Essential Products: Concentrates & Sprayer

Essential Products: Concentrates & Sprayer

When most people think of garden tools, it’s likely that they imagine shovels, rakes, pruners or hoes, which are all useful tools. They may not picture a tank sprayer, sometimes called a pump sprayer, right away, but I’m here to tell you why this tool might be a piece of “must have” equipment. Here’s the reason: a pump sprayer (pictured below) allows you to buy your garden products in concentrated form. Whether you’re using an organic fungicide, insecticide or other product, you’ll probably have a choice between a concentrate or bottles that have hose-end attachments or hand-pumps already on them. Those with the spraying equipment attached might seem desirable because they are convenient, but the concentrates not only cost less, when you compare the gallon to gallon finished product, but they put less plastic into the garbage/recycle cans.

Yes, the traditional line-up of hoes, shovels and rakes are necessary garden tools. But I’d suggest that a pump sprayer is not only helpful, it’s economical and assists us in our efforts not to add so much plastic to the waste/recycle stream.

Concentrated products need to be mixed with water, so that small bottle of Captain Jack’s or Copper Fungicide will make many, many more gallons of spray than the ready-to-apply or hose-end sprayers. So when you compare the amount you can create with a concentrate with the amount in the ready-to-use bottles, you’ll see that the concentrate is ultimately less expensive.

Here are three products that are always on my garden shed shelves, along with a small plastic Chapin sprayer.

When I first started gardening, tank sprayers were metal, heavy and all were quite large. This made them harder to use, so many people avoided them. Now these sprayers are light-weight and come in a 1 gallon size like the one you see here. Even when these are filled, they aren’t overly heavy.

In addition to being less expensive and adding less plastic to the waste stream, tank sprayers allow you to direct the spray underneath leaves as well as to the top of your plants. This is especially helpful when spraying Captain Jack’s for things like the rose-slug budworm or hibiscus sawfly larvae, that live and feed underneath the leaves.

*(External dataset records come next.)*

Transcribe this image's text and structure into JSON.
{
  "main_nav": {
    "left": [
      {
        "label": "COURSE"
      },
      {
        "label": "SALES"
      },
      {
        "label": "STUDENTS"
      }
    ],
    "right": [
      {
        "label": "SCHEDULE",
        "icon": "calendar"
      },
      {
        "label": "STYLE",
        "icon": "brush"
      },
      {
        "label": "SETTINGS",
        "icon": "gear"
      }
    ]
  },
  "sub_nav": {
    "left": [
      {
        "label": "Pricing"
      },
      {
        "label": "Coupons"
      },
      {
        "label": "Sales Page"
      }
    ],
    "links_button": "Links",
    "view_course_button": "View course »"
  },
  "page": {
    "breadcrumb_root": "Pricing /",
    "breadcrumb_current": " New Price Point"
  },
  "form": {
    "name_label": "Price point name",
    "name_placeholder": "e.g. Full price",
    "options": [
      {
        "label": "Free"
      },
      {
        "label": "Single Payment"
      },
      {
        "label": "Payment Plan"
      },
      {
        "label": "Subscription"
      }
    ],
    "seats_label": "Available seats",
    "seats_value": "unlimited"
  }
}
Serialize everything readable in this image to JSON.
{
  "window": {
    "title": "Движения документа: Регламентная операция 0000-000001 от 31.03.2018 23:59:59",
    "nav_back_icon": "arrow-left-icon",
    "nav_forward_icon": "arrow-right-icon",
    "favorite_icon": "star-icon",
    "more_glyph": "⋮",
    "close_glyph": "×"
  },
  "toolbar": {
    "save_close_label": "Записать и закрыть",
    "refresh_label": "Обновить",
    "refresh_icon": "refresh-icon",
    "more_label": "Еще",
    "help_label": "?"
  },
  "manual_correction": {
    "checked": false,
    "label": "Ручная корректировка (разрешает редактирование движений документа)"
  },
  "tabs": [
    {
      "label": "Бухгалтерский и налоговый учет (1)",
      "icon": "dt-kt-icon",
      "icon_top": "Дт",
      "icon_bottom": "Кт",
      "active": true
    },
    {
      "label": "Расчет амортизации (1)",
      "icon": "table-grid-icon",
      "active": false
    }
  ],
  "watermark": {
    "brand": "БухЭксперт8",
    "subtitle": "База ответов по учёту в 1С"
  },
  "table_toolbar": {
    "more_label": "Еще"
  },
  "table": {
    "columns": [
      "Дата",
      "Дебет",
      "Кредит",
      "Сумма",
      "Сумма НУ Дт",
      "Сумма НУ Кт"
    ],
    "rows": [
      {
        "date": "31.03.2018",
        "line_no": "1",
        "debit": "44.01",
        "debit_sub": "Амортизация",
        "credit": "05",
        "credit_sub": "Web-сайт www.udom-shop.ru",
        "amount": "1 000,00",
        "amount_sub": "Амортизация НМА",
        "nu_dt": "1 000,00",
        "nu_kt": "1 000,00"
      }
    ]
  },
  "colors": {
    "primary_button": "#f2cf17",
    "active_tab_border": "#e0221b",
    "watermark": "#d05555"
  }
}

We carry garden products and tools from area to area, either in a wheelbarrow or in a bucket. One of the most common tools in those carriers is the pump sprayer.

Do you know anyone who has sprayed their plants, assuming that they’re applying a fungicide or insecticide, only to discover when those plants die that they’ve used some leftover weedkiller instead. If you use pesticides and herbicides, you might want to have two sprayers on hand. I use a couple of the organic herbicides for the weeds on my patio and I have a dedicated sprayer for those weed killers. I’ve written “HERBICIDE!!!” on the sprayer with a magic marker. This prevents any contamination of weed killer in my organic insecticides and fungicides and there is no chance of mixups.

One final sprayer tip: First, try to mix up only what products you’ll use in one day. This allows you to rinse the sprayer after you use it so that it doesn’t get clogged.